Even though it barely edges out the Gamdias Talos E3 in GPU cooling, the TD500 Mesh remains the temperature winner in all categories.

Remember what we said about the fans, and notice that the MasterBox TD500 Mesh is the noisiest of the four cases. These results would look even worse if not for the GPU fan’s noise overwhelming that of the TD500 Mesh’s front-panel fans. In real-world use, we’d just set these to automatic (motherboard) RPM control to get much less noise at somewhat higher temperatures.

The TD500 Mesh drops to second place in cooling-to-noise ratio, but its thermals still shine.

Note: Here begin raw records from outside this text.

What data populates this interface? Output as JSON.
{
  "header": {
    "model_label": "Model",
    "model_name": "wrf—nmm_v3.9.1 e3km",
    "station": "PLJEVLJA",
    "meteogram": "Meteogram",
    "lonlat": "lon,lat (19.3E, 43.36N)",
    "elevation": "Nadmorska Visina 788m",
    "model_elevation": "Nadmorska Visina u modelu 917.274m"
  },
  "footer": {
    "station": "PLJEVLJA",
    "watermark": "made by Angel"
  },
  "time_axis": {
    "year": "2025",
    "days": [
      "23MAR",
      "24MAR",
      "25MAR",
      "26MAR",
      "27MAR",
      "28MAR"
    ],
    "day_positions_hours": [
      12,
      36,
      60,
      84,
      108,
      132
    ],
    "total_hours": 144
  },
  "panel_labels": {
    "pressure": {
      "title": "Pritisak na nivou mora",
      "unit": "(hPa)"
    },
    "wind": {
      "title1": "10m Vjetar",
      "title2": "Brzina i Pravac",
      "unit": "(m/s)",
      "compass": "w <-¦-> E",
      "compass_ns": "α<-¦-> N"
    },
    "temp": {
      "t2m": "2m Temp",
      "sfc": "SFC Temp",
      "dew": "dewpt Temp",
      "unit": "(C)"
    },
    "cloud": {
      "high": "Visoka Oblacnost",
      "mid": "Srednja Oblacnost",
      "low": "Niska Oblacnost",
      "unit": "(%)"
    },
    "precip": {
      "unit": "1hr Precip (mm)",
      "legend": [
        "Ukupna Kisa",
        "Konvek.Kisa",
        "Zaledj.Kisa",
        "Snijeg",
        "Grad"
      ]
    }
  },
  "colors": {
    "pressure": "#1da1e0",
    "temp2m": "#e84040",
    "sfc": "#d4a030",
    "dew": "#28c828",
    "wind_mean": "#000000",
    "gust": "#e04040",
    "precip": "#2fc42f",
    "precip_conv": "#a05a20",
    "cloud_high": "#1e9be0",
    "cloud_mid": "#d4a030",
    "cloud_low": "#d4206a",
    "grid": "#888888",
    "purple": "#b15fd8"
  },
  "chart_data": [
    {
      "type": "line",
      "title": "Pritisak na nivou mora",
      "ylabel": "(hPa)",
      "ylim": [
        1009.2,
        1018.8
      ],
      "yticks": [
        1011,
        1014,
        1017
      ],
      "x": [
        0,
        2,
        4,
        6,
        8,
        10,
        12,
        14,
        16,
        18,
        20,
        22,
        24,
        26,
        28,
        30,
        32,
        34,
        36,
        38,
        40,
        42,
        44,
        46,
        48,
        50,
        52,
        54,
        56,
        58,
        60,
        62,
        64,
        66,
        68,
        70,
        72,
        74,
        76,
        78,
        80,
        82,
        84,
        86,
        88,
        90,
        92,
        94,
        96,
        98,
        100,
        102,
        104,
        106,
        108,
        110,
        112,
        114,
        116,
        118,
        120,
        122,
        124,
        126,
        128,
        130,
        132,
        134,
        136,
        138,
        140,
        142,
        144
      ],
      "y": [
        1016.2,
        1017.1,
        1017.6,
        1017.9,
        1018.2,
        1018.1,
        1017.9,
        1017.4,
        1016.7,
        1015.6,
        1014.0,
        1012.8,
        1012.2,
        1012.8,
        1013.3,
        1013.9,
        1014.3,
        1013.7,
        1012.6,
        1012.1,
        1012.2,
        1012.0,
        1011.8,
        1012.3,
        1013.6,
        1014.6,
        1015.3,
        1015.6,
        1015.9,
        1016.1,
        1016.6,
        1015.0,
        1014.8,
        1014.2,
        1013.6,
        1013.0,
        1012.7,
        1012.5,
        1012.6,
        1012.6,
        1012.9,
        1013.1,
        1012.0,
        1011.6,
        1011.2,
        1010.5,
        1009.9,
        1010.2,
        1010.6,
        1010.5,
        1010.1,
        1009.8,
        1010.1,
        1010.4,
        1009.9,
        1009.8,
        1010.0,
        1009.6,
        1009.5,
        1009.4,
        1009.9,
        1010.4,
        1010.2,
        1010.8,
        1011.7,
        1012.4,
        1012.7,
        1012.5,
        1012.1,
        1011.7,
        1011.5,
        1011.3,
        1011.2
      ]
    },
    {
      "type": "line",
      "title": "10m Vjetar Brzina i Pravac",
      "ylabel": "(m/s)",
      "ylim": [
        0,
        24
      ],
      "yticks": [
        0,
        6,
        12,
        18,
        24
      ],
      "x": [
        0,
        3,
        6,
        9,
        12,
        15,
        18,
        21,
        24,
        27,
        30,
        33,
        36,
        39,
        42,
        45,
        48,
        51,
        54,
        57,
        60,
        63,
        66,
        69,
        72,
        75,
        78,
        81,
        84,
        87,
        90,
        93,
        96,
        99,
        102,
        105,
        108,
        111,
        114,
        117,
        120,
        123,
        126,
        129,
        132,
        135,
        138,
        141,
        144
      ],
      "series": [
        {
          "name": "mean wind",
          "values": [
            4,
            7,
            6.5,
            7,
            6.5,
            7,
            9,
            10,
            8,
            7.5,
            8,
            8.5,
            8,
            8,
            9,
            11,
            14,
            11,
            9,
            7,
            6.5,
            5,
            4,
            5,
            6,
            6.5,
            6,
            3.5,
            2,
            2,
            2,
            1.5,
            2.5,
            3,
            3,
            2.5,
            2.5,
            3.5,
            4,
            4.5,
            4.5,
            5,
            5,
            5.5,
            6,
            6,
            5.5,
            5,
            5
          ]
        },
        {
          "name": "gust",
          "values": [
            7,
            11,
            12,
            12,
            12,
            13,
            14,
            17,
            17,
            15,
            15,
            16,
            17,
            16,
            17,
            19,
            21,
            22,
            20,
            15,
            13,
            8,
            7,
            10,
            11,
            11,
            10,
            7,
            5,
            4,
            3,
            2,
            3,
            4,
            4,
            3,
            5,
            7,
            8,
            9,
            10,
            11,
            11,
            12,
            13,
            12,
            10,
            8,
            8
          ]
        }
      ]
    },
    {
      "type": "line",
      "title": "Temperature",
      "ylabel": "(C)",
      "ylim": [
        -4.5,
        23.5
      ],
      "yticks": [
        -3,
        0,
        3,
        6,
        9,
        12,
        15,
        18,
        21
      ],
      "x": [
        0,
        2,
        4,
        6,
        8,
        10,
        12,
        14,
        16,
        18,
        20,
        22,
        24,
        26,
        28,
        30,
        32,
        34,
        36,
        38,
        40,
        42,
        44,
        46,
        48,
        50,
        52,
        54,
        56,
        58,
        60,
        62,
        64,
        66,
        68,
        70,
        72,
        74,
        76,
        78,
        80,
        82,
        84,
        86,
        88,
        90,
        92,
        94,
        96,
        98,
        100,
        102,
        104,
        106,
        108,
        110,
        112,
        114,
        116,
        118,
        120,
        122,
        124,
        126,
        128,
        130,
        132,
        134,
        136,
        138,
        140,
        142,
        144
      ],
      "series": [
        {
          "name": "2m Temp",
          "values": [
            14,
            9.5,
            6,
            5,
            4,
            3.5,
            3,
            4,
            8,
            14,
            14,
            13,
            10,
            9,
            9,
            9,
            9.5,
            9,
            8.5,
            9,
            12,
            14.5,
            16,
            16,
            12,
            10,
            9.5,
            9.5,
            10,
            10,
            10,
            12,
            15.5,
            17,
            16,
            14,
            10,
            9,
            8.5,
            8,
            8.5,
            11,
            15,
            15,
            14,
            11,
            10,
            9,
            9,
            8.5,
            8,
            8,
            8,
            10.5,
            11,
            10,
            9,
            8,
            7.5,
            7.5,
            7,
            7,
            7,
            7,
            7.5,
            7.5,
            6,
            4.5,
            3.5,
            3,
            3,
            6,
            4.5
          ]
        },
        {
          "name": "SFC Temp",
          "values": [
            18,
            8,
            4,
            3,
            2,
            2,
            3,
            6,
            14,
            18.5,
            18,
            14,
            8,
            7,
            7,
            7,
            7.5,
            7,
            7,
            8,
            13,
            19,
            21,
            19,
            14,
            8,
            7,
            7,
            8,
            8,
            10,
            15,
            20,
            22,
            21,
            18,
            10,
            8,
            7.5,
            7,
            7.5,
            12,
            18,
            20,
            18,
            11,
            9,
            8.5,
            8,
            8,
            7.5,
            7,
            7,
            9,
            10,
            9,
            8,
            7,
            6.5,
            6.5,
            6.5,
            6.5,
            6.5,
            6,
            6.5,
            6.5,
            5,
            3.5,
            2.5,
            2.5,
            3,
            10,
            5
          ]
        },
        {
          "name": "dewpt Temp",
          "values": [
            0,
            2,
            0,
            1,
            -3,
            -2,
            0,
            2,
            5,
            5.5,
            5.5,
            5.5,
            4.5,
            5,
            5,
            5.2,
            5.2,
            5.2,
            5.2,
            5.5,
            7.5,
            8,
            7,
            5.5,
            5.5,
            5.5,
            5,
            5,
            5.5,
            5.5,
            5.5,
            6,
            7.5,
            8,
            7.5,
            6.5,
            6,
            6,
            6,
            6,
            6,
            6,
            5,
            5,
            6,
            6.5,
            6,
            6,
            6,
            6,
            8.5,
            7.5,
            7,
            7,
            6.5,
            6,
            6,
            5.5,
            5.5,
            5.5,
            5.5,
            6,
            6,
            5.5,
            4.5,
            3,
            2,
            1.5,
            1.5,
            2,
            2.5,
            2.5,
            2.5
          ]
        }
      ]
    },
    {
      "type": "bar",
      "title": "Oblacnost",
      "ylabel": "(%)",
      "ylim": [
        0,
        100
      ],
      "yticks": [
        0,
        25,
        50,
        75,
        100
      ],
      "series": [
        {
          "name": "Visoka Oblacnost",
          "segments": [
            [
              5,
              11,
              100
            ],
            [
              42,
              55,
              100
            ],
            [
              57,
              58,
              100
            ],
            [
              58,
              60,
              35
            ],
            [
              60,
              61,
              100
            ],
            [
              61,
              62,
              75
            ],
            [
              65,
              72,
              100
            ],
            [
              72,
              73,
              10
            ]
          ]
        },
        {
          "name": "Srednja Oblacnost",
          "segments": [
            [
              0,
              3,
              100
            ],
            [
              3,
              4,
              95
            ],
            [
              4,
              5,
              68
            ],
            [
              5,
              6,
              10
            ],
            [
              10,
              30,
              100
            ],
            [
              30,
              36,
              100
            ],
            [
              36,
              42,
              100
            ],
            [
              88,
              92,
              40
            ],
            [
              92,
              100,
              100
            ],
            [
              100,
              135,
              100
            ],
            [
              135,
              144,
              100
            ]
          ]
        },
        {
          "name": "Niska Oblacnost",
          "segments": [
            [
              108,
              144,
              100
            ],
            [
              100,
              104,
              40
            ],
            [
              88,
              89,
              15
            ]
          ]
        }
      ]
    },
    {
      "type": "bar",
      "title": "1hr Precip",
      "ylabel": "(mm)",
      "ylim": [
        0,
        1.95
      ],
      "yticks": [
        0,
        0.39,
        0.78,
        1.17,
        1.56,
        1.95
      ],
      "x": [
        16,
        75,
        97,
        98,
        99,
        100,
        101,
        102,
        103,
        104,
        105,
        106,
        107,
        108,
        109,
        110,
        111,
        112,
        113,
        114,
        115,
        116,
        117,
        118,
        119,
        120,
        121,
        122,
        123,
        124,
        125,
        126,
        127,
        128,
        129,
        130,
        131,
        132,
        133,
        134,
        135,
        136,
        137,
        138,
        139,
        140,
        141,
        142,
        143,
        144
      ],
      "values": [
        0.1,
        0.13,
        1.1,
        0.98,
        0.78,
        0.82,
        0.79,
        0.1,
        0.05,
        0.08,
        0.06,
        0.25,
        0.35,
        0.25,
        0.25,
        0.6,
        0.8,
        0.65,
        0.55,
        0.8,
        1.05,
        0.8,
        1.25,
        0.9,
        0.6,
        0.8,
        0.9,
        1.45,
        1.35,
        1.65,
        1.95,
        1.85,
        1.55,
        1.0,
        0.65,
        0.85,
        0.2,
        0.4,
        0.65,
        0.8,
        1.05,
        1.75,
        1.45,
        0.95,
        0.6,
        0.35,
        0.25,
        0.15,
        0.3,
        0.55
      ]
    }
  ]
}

The MasterBox TD500 Mesh wins, but which one does it deserve? Two things that chisel value off this sub-$100 case is that it lacks a USB3 Type-C port (or a Gen2 front-panel cable to connect it) and that it has only enough mounting hardware to deploy two of its four 2.5” drive mounts. That level of economization is difficult to accept on a $100 case…even if it’s actually priced 1-2% under that mark.

Cooler Master MasterBox TD500 Mesh
Pros: Cons:
  • Class-leading cooling performance.
  • Triple ARGB fans with splitter cables.
  • Includes ARGB controller.
  • Separator-free slot panel for vertical card adapters.
  • No front fan filter.
  • No Type-C/Gen2 Front Panel connector/cable.
  • Limited installation kit.
  • Top cooling comes at moderately-high noise.
The Verdict:
The MasterCase TD500 Mesh offers high-end cooling to budget builders who are willing to sacrifice a few basic features.

While we’d rather pay a few dollars more to get a case with a front-panel Type-C connection and better dust filtration, those who focus their budget entirely on performance parts will just laugh at us and buy the TD500 Mesh anyway. As well they should: That’s why it got our stamp of approval.